Bewusstsein, Materie, Widerspiegelung, Abbild

Annahme 1

Das Bewusstsein ist ein Erzeugnis und eine Funktion des Gehirns. Das Bewusstsein ist das höchste Produkt der Materie.


„Mit unwiderstehtlicher Gewalt drängt sich ihm schließlich die Einsicht auf, (…); daß die stoffliche, sinnlich wahrnehmbare Welt, zu der wir selbst gehören, das einzig Wirkliche, und daß unser Bewußtsein und Denken, so übersinnlich es scheint, das Erzeugnis eines stofflichen, körperlichen Organs, des Gehirns ist. Die Materie ist nicht ein Erzeugnis des Geistes, sondern der Geist ist selbst nur das höchste Produkt der Materie.“
(Engels, Ludwig Feuerbach und der Ausgang der klassischen deutschen Philosophie, MEW Band 21, S.277/278)


Annahme 2

Es existiert nichts ausser Materie.


„Es ist aber völlig unzulässig, die Lehre von dieser oder jener Struktur der Materie einer erkenntnistheoretischen Kategorie zu verwechseln, die Frage nach den neuen Eigenschaften der neuen Arten der Materie (zum Beispiel der Elektronen) mit der alten Frage der Erkenntnistheorie, der Frage nach den Quellen unseres Wissens, nach der Existenz der objektiven Wahrheit u. dgl. m. zu verwechseln, wie die Machisten dies tun. Mach hat „die Weltelemente entdeckt“: das Rote, Grüne, das Harte, das Weiche, das Laute, das Lange usw., sagt man uns. Wir fragen: Ist dem Menschen, wenn er Rote sieht, das Harte empfindet usw., die objektive Realität gegeben oder nicht? Diese uralte philosophische Frage ist von Mach verwirrt worden. Ist sie nicht gegeben, dann gleitet ihr zusammen mit Mach unvermeidlich in den Subjektivismus und Agnostizismus ab und liefert euch der wohlverdienten Umarmung der Immanenzphilosophen, d. h. der philosophischen Menschikow aus. Ist sie aber gegeben, dann braucht man für diese objektive Realität einen philosophischen Begriff, und dieser Begriff ist längst, sehr langer Zeit geschaffen worden, dieser Begriff ist die Materie. Die Materie ist eine philosophische Kategorie zur Bezeichnung der objektiven Realität, die dem Menschen in seinen Empfindungen gegeben ist, die von unseren Empfindungen kopiert, fotografiert, abgebildet wird und unabhängig von ihnen existiert. Davon zu reden, daß ein solcher Begriff „veralten“ kann, ist daher kindisches Geschwätz, eine sinnlose Wiederholung der Argumente der reaktionären Modephilosophie.“
(Lenin, Werke 14, 120)


Annahme 3

Erkenntnistheoretisch ist das Bewußtsein sekundär gegenüber der Materie. Bewußtsein hat die Fähigkeit die Außenwelt widerzuspiegeln, abzubilden.

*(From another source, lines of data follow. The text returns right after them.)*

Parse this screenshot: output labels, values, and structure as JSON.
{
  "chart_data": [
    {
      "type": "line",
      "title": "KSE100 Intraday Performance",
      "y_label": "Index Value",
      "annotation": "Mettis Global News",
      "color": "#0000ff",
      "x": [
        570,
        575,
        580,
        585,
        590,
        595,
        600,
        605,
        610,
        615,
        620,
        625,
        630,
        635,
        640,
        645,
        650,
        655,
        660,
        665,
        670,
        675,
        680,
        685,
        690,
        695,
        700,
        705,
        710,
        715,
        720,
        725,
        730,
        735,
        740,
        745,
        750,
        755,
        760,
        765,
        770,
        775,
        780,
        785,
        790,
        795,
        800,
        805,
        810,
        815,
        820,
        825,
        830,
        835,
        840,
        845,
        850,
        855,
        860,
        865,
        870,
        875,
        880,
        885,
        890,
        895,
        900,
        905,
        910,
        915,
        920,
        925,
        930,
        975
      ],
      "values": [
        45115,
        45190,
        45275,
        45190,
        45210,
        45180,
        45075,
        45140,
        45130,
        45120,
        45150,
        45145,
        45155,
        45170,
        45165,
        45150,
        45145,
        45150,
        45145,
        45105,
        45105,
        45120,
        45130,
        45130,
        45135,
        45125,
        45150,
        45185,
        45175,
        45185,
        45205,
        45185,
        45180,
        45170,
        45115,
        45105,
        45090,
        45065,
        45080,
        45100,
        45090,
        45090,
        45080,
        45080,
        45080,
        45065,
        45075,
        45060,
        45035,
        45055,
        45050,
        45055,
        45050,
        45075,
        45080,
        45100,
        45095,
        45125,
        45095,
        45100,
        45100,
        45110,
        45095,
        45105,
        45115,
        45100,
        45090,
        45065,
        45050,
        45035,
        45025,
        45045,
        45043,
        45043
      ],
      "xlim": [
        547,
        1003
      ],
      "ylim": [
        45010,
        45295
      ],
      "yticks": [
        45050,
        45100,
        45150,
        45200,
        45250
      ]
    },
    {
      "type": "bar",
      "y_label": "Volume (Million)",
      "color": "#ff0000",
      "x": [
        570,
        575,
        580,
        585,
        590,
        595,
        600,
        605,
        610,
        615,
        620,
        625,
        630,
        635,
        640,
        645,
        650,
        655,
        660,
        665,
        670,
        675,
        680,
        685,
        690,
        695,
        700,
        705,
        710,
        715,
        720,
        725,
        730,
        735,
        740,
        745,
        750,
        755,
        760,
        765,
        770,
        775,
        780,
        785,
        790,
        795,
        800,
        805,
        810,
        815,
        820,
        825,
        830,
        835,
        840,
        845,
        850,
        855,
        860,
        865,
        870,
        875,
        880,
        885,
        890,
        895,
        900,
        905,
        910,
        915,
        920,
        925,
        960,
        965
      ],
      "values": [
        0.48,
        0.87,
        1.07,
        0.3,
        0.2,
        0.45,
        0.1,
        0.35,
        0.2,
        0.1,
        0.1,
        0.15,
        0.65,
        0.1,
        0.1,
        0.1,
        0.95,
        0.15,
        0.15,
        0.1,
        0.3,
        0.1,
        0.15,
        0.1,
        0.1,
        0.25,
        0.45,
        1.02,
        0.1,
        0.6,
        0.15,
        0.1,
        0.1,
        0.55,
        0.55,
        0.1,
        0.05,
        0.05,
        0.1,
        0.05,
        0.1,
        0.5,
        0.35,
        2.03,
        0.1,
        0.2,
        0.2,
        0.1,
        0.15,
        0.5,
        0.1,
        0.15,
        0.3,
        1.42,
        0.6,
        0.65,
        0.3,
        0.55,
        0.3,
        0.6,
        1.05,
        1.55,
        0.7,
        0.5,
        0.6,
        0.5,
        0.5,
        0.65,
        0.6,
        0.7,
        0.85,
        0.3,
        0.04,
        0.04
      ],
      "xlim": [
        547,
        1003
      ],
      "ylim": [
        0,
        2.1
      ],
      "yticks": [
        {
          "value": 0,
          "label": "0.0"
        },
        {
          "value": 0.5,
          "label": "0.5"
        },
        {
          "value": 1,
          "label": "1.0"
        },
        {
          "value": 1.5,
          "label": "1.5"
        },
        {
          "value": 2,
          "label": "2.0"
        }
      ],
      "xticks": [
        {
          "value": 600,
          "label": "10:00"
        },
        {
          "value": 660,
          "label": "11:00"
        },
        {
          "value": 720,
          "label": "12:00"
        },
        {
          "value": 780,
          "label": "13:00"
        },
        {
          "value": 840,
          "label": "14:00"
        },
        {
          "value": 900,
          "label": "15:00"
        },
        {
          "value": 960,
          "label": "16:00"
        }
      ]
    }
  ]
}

„Die materialistische Beseitigung des „Dualismus von Geist und Körper“ (d. h.der materialistische Monismus) besteht darin, daß der Geist nicht unabhängig vom Körper existiert, daß der Geist das Sekundäre, eine Funktion des Gehirns, die Widerspiegelung der Außenwelt ist.“
(Lenin, Werke 14, 79)


Annahme 4

Die Menschen sind die Produzenten ihrer Vorstellungen. Ihre Vorstellungen resultieren aus dem materiellen Produktionsprozess ihres Lebens, aus den Produktionsverhältnissen. Das Bewusstsein ist nichts anderes als das bewusste Sein. Die Struktur der Gesellschaft ist bestimmt die Vorstellungen einer Gesellschaft.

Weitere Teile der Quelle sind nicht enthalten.